8 de noviembre de 2016

Construcción de espacios

Esta semana comparto dos espacios y un desafío. Hoy hablamos sobre cómo construir aquello que queremos ser y que todavía no somos. A la vuelta de la esquina el deseo de aprender siempre nos plantea nuevos retos.

Fiel a mi compromiso con el teclado, el primer reto es llegar a esta entrada después de una semana extenuada por el trabajo, preparación de proyectos y gestiones personales. Hoy os ofrezco el análisis sobre dos espacios. Primero, el compartido con los participantes en el máster de Coaching de la USC sobre Rendimiento Óptimo_Gestión Personal y el segundo con un Campeón del Mundo.

Perfiles diferentes con un denominador común. Ganas y actitud.

Y es que cada año aterrizo los mensajes y preparo los anexos sabiendo que en el aula 28, los van a trabajar y pintar hasta que agoten las opciones y diseñen su plan de acción perfecto; aquél que les posicionará en la casilla de salida para no volver.

En cada reflexión, o apoyo a los mensajes, compruebo cómo la audiencia recoge lo que se ajusta a su estilo y experiencia. Hay personas que llegan para buscar el cambio, otras para crecer en la actividad que desarrollan y además se acomodan en su asiento los que hacen del buscar, el mejor de los oficios.
Hay miradas que sin saberlo, activan muchas competencias válidas para avanzar hacia la reconstrucción de su trabajo. Entre todos, suman mentes inquietas con talento que han prometido escribirme cuando terminen de plantear lo que su mirada les ofrece.

No es un hecho fortuito terminar la semana con un campeón*. Es la causa que refuerza lo anterior y 
déjà caer otro mensaje: el lenguaje positivo.
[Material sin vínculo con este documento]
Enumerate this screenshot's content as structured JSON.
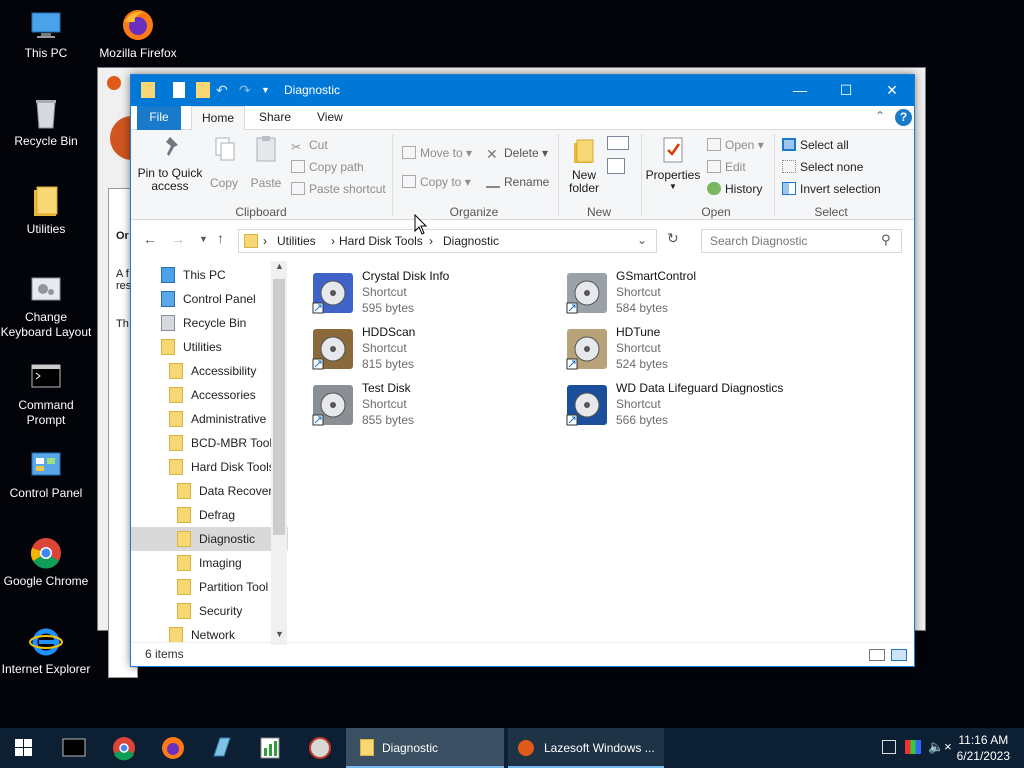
{
  "desktop": {
    "icons": [
      "This PC",
      "Mozilla Firefox",
      "Recycle Bin",
      "Utilities",
      "Change Keyboard Layout",
      "Command Prompt",
      "Control Panel",
      "Google Chrome",
      "Internet Explorer"
    ]
  },
  "bg_window": {
    "lines": [
      "Or",
      "A f",
      "res",
      "Th"
    ]
  },
  "window": {
    "title": "Diagnostic",
    "tabs": [
      "File",
      "Home",
      "Share",
      "View"
    ],
    "ribbon": {
      "pin": "Pin to Quick access",
      "copy": "Copy",
      "paste": "Paste",
      "cut": "Cut",
      "copy_path": "Copy path",
      "paste_shortcut": "Paste shortcut",
      "clipboard": "Clipboard",
      "move_to": "Move to",
      "copy_to": "Copy to",
      "delete": "Delete",
      "rename": "Rename",
      "organize": "Organize",
      "new_folder": "New folder",
      "new": "New",
      "properties": "Properties",
      "open": "Open",
      "edit": "Edit",
      "history": "History",
      "open_group": "Open",
      "select_all": "Select all",
      "select_none": "Select none",
      "invert_selection": "Invert selection",
      "select": "Select"
    },
    "address": {
      "crumbs": [
        "Utilities",
        "Hard Disk Tools",
        "Diagnostic"
      ]
    },
    "search_placeholder": "Search Diagnostic",
    "tree": [
      {
        "label": "This PC",
        "indent": 0
      },
      {
        "label": "Control Panel",
        "indent": 0
      },
      {
        "label": "Recycle Bin",
        "indent": 0
      },
      {
        "label": "Utilities",
        "indent": 0
      },
      {
        "label": "Accessibility",
        "indent": 1
      },
      {
        "label": "Accessories",
        "indent": 1
      },
      {
        "label": "Administrative",
        "indent": 1
      },
      {
        "label": "BCD-MBR Tool",
        "indent": 1
      },
      {
        "label": "Hard Disk Tools",
        "indent": 1
      },
      {
        "label": "Data Recover",
        "indent": 2
      },
      {
        "label": "Defrag",
        "indent": 2
      },
      {
        "label": "Diagnostic",
        "indent": 2,
        "selected": true
      },
      {
        "label": "Imaging",
        "indent": 2
      },
      {
        "label": "Partition Tool",
        "indent": 2
      },
      {
        "label": "Security",
        "indent": 2
      },
      {
        "label": "Network",
        "indent": 1
      }
    ],
    "files": [
      {
        "name": "Crystal Disk Info",
        "type": "Shortcut",
        "size": "595 bytes",
        "icon": "crystal-disk-info-icon"
      },
      {
        "name": "GSmartControl",
        "type": "Shortcut",
        "size": "584 bytes",
        "icon": "gsmartcontrol-icon"
      },
      {
        "name": "HDDScan",
        "type": "Shortcut",
        "size": "815 bytes",
        "icon": "hddscan-icon"
      },
      {
        "name": "HDTune",
        "type": "Shortcut",
        "size": "524 bytes",
        "icon": "hdtune-icon"
      },
      {
        "name": "Test Disk",
        "type": "Shortcut",
        "size": "855 bytes",
        "icon": "testdisk-icon"
      },
      {
        "name": "WD Data Lifeguard Diagnostics",
        "type": "Shortcut",
        "size": "566 bytes",
        "icon": "wd-lifeguard-icon"
      }
    ],
    "status": "6 items"
  },
  "taskbar": {
    "active_window": "Diagnostic",
    "other_window": "Lazesoft Windows ...",
    "time": "11:16 AM",
    "date": "6/21/2023"
  }
}
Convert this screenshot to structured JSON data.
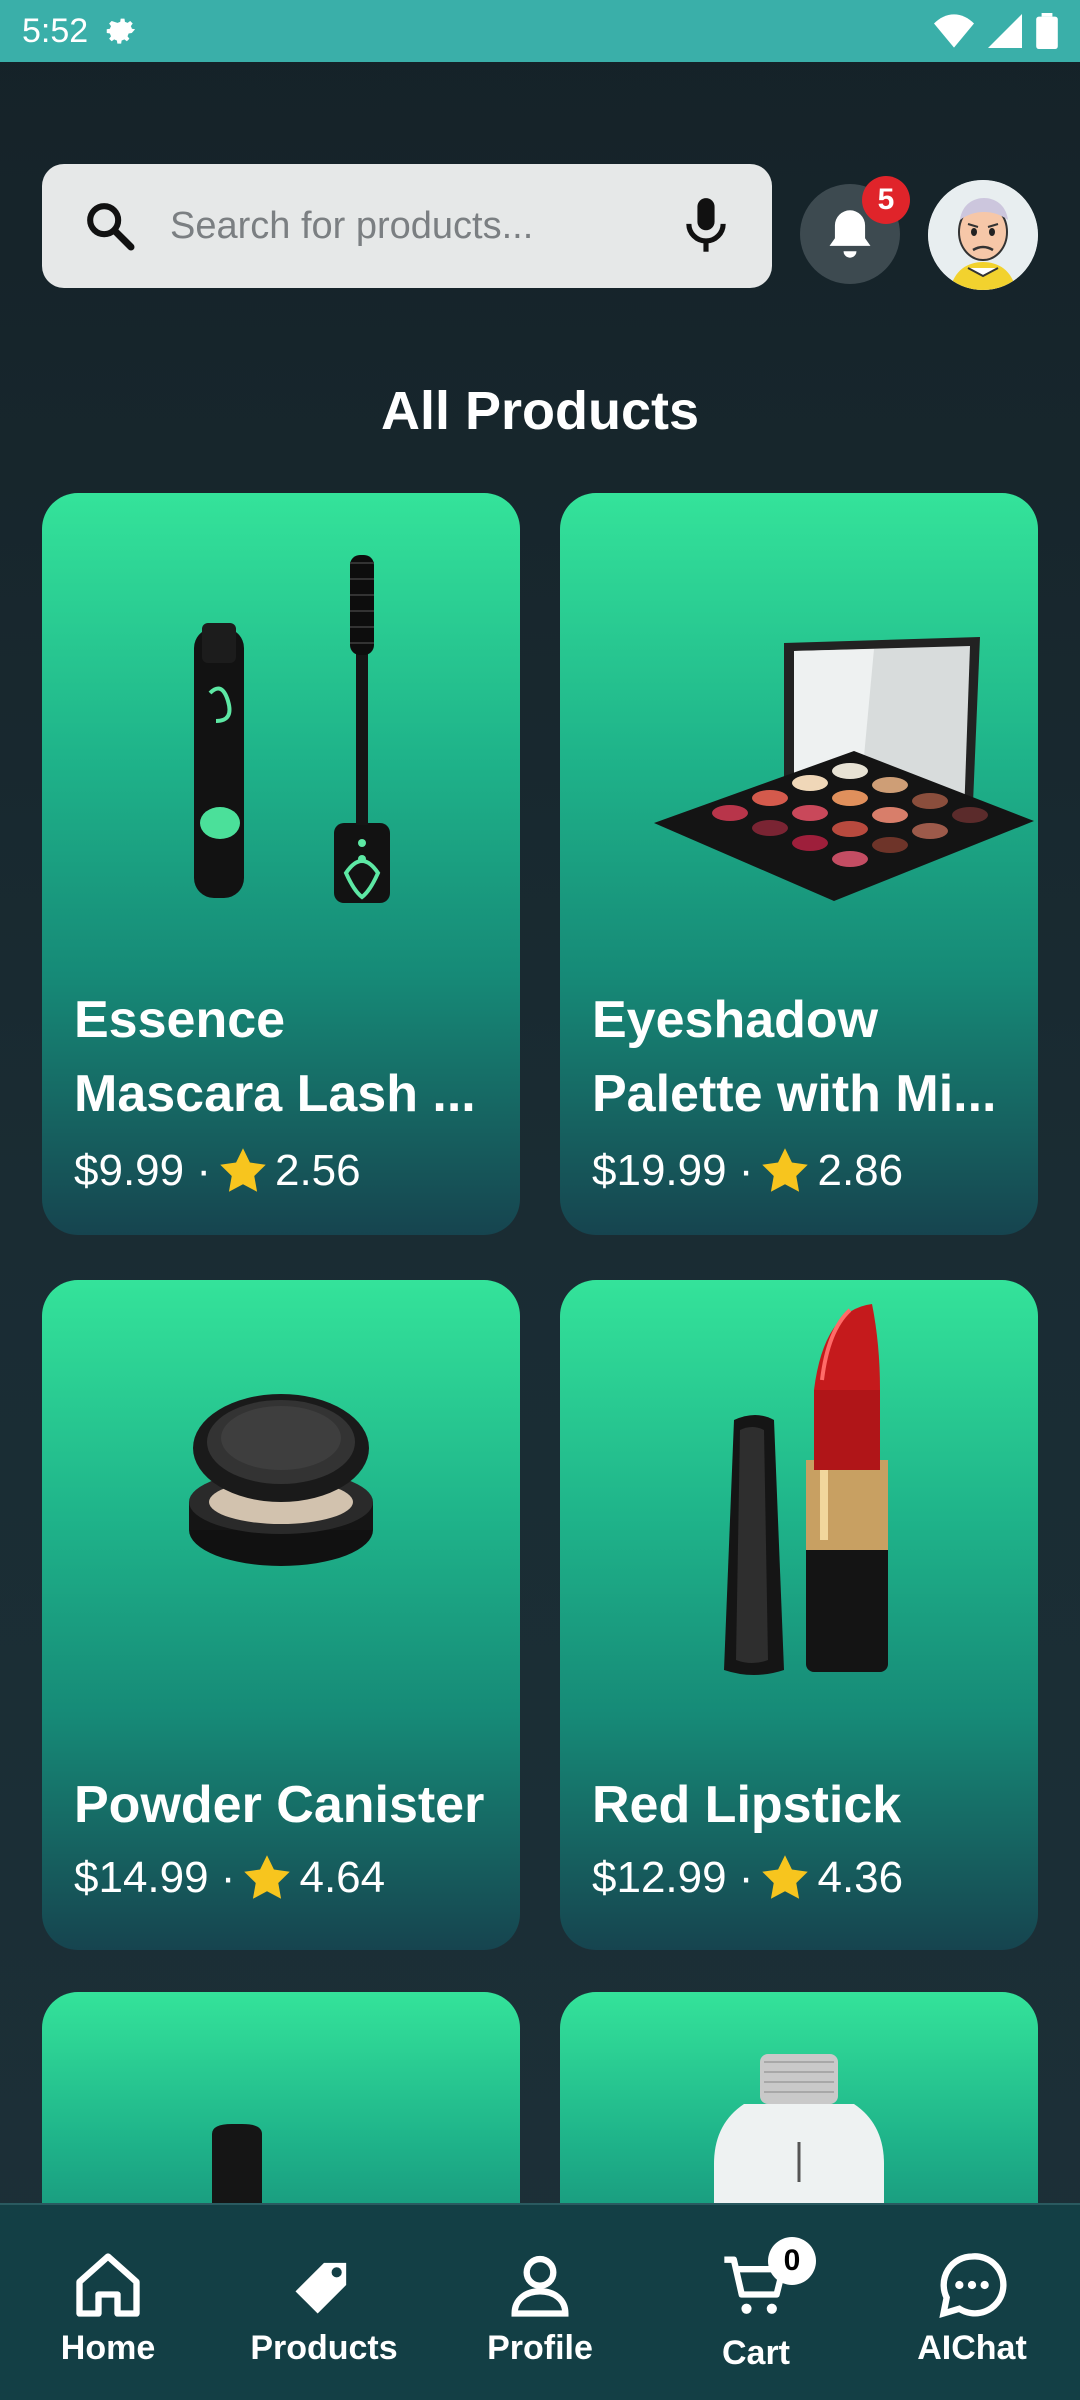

Títulos a parte todos queremos mostrar que somos los mejores.Los deportistas de élite, entre otras cosas, persiguen sus objetivos en cada meta y animados por su lenguaje, salen a ganar. Con más o menos expresión , todo sirve para construir.

Lo que digo no es nuevo. El talento ayuda, pero con un buen planteamiento, y constancia obtendremos la gasolina necesaria para automotivarnos a conseguir los resultados que queremos. Participar en la transformación, con el desafío de aprender, moviliza a la acción y regenera el sentido de la vida.

Cerramos la semana pensando en dos ejes. El primero, centrado en habilidades transversales, las que afectan a cualquier dominio de nuestra existencia; La toma de decisiones, la importancia de realizar un buen planteamiento y en el esfuerzo. El segundo eje es el que actualiza y transforma nuestro lenguaje. Lo que me digo y cómo lo digo, ambos elementos son vitales para nuestra carrera y ante todo, para tener poco que callar.


(*) Información protegida por dedicación profesional.